I'm reading a number of books on stochastic processes on manifolds, and am still very interested in gravity waves. I am interested in theories of quantum gravity.

Ideas & Digressions

• I visited Dr. Charles Dyer to discuss some troubling concepts in regards to spacetime singularities. I had several misgivings that stemmed from thought on my own time. I began by recalling the Schwarzchild spacetime and the spacetime singularity at r=0. The coordinate singularity at r=2m is nothing by a simple transformation. It is the spacetime singularity that is interesting. I note that this r=0 singularity forms a mere point in 3-space thus having dimension 0, with 0 quantities describing it. When we foliate it with time we bring this to 1 dimension. We consider that this singularity arises from the most simple of symmetries. We then pursue the next simple of singularities we have that this singularity in 3-space ought to be of dimension 1. Hence when we foliate it with time we have a singularity of dimension 2. Here we must consider the possible shapes of the singularity. We request that it be bounded for some very good reasons. Physics ought to deal with bounded quantities. Consider the planar wave. This is an infinite concept and yet impossible physically since as it passes across a manifold the distribution of matter ought to change it, and it would no longer be a planar wave. With a bounded singularity of dimension 1 in 3-space we then must have some line similar to a ball of yarn. This line must be infinite in extent (still spatially bounded). Here we must stipulate that it be a circle that intersects with itself, otherwise it would fill the entire (bounded) space, much like a ball of yarn. The circle singularity in 3-space, when foliated with time then becomes a cylindrical singularity in (1+3)-space. Already this is hard to work with because any point near this cylinder becomes impossible to located, since a simple rescaling of the cylinder (which extends in the time dimension to infinity) can change the relative location of the particle.

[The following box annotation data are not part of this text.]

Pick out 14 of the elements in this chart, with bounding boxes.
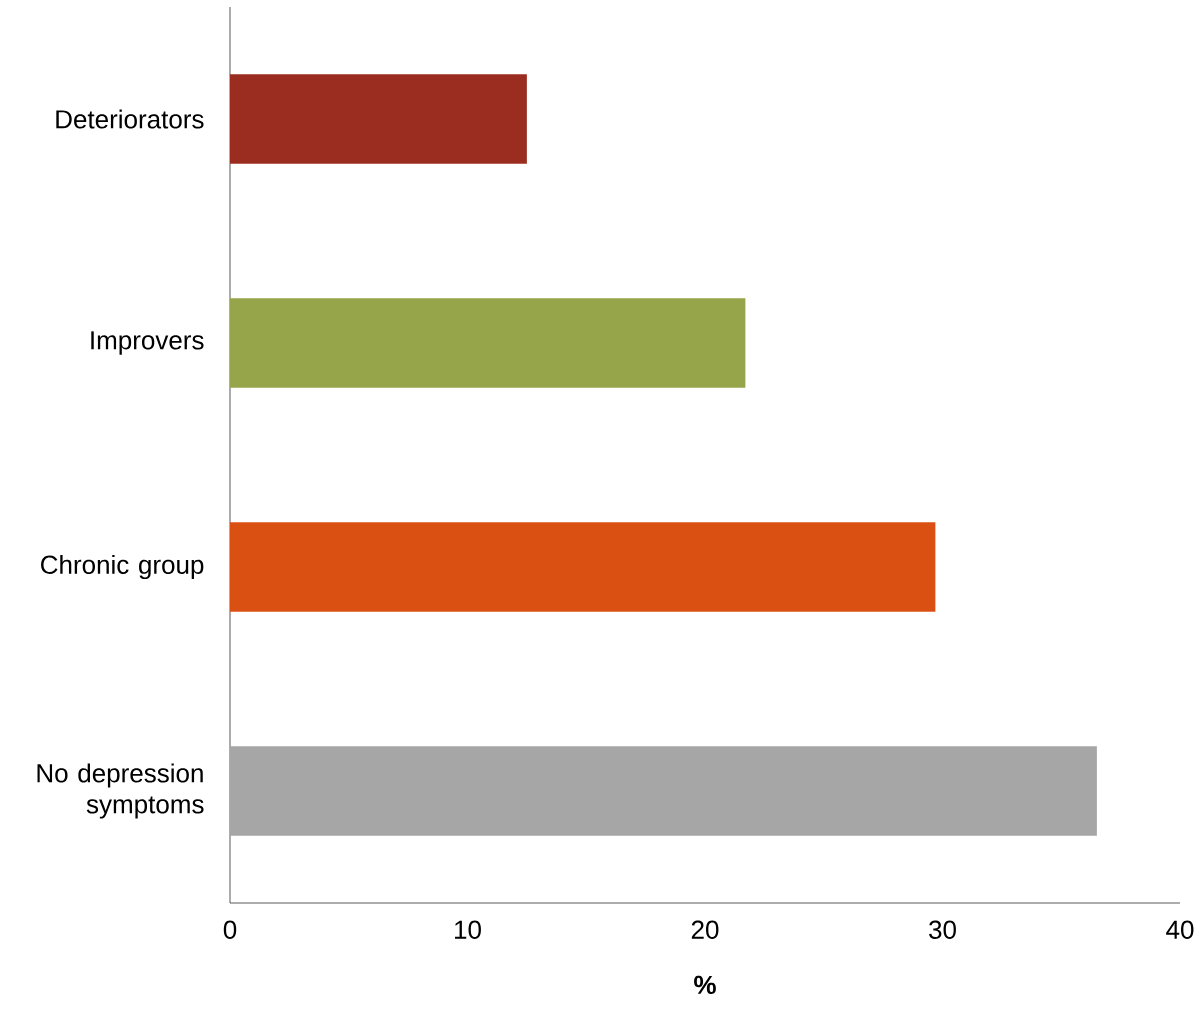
y-tick-label: No depression symptoms [37, 763, 204, 819]
x-axis-title: % [694, 975, 716, 995]
bar [230, 746, 1097, 836]
x-tick-label: 20 [691, 920, 719, 939]
x-tick-label: 40 [1166, 920, 1194, 939]
bar [230, 522, 936, 612]
x-tick-label: 10 [455, 920, 481, 939]
y-tick-label: Chronic group [41, 554, 204, 580]
y-tick-label: Improvers [91, 331, 204, 355]
x-tick-label: 30 [929, 920, 956, 939]
x-tick-label: 0 [223, 920, 237, 939]
y-tick-label: Deteriorators [56, 109, 204, 129]
bar [230, 298, 746, 388]
bar [230, 74, 527, 164]
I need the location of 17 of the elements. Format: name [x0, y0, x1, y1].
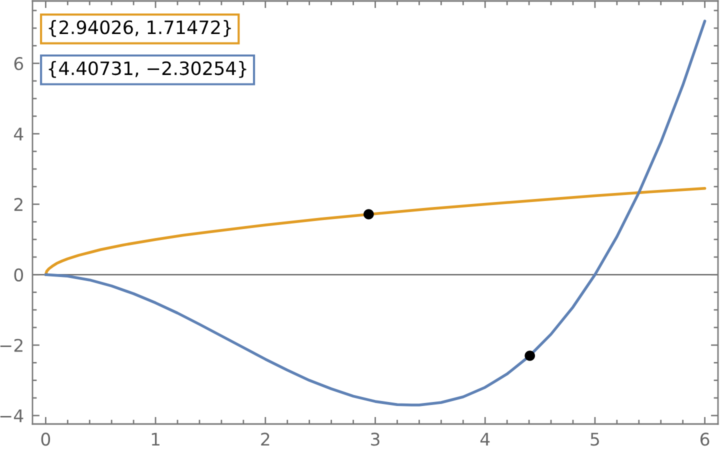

• I now go back to the Schwarzchild spacetime and ask the question of whether simultaneity is a general consequence of singularities. That is, since the observer who crosses the r=2m line has only one future (that which hits the singularity), is there a corresponding result for all singularities. The answer is no and that it relies on the structure of the singularity. The schwarzchild singularity spans a spacelike slice. This is why simultaneity is void here. All different observers are spacelike separated on the singularity. So now when we return to extending the simplest bounded singularities to 2 dimensions in 3-space, we find that it foliates the analog of a thin 2- sphere, or a spherical egg shell. Here we have no way to deal with this singularity. I ask the question of maximal extent: Should not all geodesic lines end and begin at either a spacetime singularity or infinity? While this must be true, how can this be in an egg shell unless there is indeed a singularity at the centre of the shell also. But then how does this unfold in our progression of simplest singularities of bounded structure? This is where my questions turn towards a more philosophical nature. Indeed this often happens in physics. Undoubtedly my grandchildren will understand this and more. I still find gravitational radiation a more interesting topic. In 1973 it was unbelieved that one could observe gravitational lensing and yet it was 6 years later. The same shall hold true for gravitational waves. All forms of general relativity admit, and indeed, predict waves to exist. It is now just a matter of creating sensitive enough detectors and finding the right frequencies of detection. I believe this shall be a key to understanding the earliest universe before recombination, for which electromagnetic radiation gives no clues (it is opaque).